От неожиданности я чуть не подпрыгнул. Еще один обиженный жизнью неудачник. У него испитая мордень и наглый взгляд выпуклых глаз. Трясущимися руками зябко кутается в замызганный плащ. Даже здесь, на улице, от него смердит мочой. Поначалу он вызвал у меня смешанное чувство смутной жалости и отвращения. Однако, при всей своей жалкости, держится он с видом собственного превосходства. Меня задел его развязно-требовательный тон, а еще больше, преподлое выражение его физиономии.
– Я б тебе их подкинул… – неуверенно начал я, – Да еще потеряешь, – и уверено закончил. Не стоит таким тоном у меня что-то вымогать.
– Жалко, стало быть. Что ж, мои соболезнования, – его губы скривились в презрительной ухмылке, обнажив золотой зуб, а рядом с ним прореху из двух-трех отсутствующих зубов. Где ж ты их посеял, соколик? Не иначе, как при подобных обстоятельствах.
– Представь себе, не жалко, – разъясняю я. – Но, пока у тебя денег нет, ты нищий и у тебя никаких проблем, а если я тебе их дам, станешь богатым, начнешь голову ломать, что с ними делать. Лишняя головная боль. Гуляй, как есть, порожняком.

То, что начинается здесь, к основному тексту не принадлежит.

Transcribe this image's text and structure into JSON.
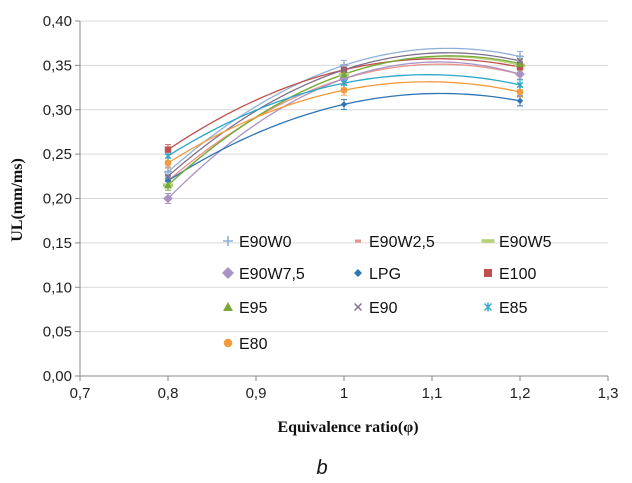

– Да, я нищий! – с неожиданной болью вскрикнул он. – Такой же, как ты… Когда-то и я был молодым и для меня тоже ничего не стоило унизить человека! Но в отличие от тебя, я никогда не мелочился, у меня было большое сердце, в нем помещался весь мир, со всеми его радостями и всем его горем. Но когда я стал лучше узнавать людей, живущих в этом мире, мое сердце становилось все меньше и меньше...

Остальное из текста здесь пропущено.